The first day of the Bears' minicamp had a decidedly offensive feel to it as offensive coordinator Aaron Kromer was made available to the media after practice and Jay Cutler spoke for the first time since signing his megabucks free agent contract in January.
Appropriate, I guess, as media and Bears fans everywhere continue to advance the theory that the Bears are suddenly an offensive juggernaut with nothing to worry about on that side of the ball.
Cutler seems ready to at least sip the Kool-Aid.
“We did OK last year, for the first year. We have the same guys we had last year, which is always good," Cutler said. "Talent-wise, it’s hard to top our O-line and some of the guys we have on the outside and Matt Forte, who is hugely underrated. Talent-wise and being in the system two years and the way the guys work, all that adds up."
Kromer is cautious about pumping his offense up too much, but certainly pleased with what he’s seeing so far.
“As an overall offense, I feel like the knowledge of what we’re trying to get done is getting greater and greater. That’s what’s big in the offseason. We’re in shorts. We don’t have full pads on, the full blocking, the full tackling, all the things that make football, football can’t happen in these periods.”
Caution is good because, the truth is, the Bears are not yet the offensive machine fans would like, and they’re probably not in the same league as the Broncos, Patriots, Eagles and a few other clubs. Not yet anyway.
There is no denying the talent the Bears possess at the skill positions and no reason to assume they can’t take the next step. But ...
The Bears were second in the league in points scored last year but that was with Josh McCown starting five games and playing the bulk of the Redskins game in which the Bears averaged 29.5 points.
With Cutler as the primary signal-caller, the Bears averaged 26.8 points, which would have ranked them eighth.
Marc Trestman expects Cutler to take another step forward.
“Jay is incredibly smart football-wise," Trestman said. "His ability to draw from all the different experiences he’s had both in the physical aspects of running these plays and then the mental aspects of having to read them out and find the right guy goes into his growth in the second year, plus he’s working with the same people, which is a big advantage.”
Another question to be answered is whether or not Cutler is correct when he says “talent-wise, it’s hard to top our offensive line.”
Actually, only Matt Slauson graded out extremely well individually over the course of the entire 2013 season. The sum of Slauson, Jermon Bushrod, Roberto Garza, Kyle Long, Jordan Mills and Eben Britton was far more impressive than any of their individual performances.
And the fact that they play Britton so much as a sixth offensive linemen and usually block four with six and five with seven or even eight is now on tape over the course of an entire season and it will be interesting to see how opponents react.
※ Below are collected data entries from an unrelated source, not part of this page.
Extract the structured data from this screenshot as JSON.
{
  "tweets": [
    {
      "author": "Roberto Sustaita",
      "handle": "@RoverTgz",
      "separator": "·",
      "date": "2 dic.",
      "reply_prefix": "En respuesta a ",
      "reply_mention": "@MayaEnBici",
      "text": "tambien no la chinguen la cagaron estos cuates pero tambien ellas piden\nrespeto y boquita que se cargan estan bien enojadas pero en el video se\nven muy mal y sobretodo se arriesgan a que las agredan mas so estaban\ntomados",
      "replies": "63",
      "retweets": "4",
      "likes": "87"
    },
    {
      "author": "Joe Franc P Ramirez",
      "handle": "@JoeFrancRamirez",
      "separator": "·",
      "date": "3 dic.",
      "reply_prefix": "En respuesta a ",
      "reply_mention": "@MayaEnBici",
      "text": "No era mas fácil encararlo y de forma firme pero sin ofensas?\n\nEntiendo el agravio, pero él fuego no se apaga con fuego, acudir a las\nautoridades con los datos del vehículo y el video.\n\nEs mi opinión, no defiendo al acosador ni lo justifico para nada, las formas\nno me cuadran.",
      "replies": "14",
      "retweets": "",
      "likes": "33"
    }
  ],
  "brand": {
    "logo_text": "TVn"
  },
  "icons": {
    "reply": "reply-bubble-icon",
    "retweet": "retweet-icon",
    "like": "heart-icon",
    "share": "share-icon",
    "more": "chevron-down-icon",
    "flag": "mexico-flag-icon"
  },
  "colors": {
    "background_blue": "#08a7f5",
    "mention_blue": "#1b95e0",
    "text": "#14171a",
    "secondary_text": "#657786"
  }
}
There are also, of course, the issues of health and depth. Every Bears starter on offense except Cutler started 16 games last year and that is extremely unusual at best. Will they be that lucky this year, and have they improved the depth at running back, tight end and wide receiver enough if they’re not?
The pieces for this offense to be great are definitely here but Cutler will have to be both healthier and better. Will he be?
“Looking back at my younger days in Denver and even when I first got here, you do some things that are foolish and you regret, and I think anyone does that," Cutler said. "Me and Kristin (Cavallari) getting married, having kids, being involved with Phil Emery and Trest and just kind of the way everyone operates kind of forces you to grow up. If you don’t want to grow up, you’re probably not going to last. They’re going to find somebody else. I think we’ve done an excellent job of bringing in the guys that are good people and are very good football players.”
If he’s right, this offense just might be great.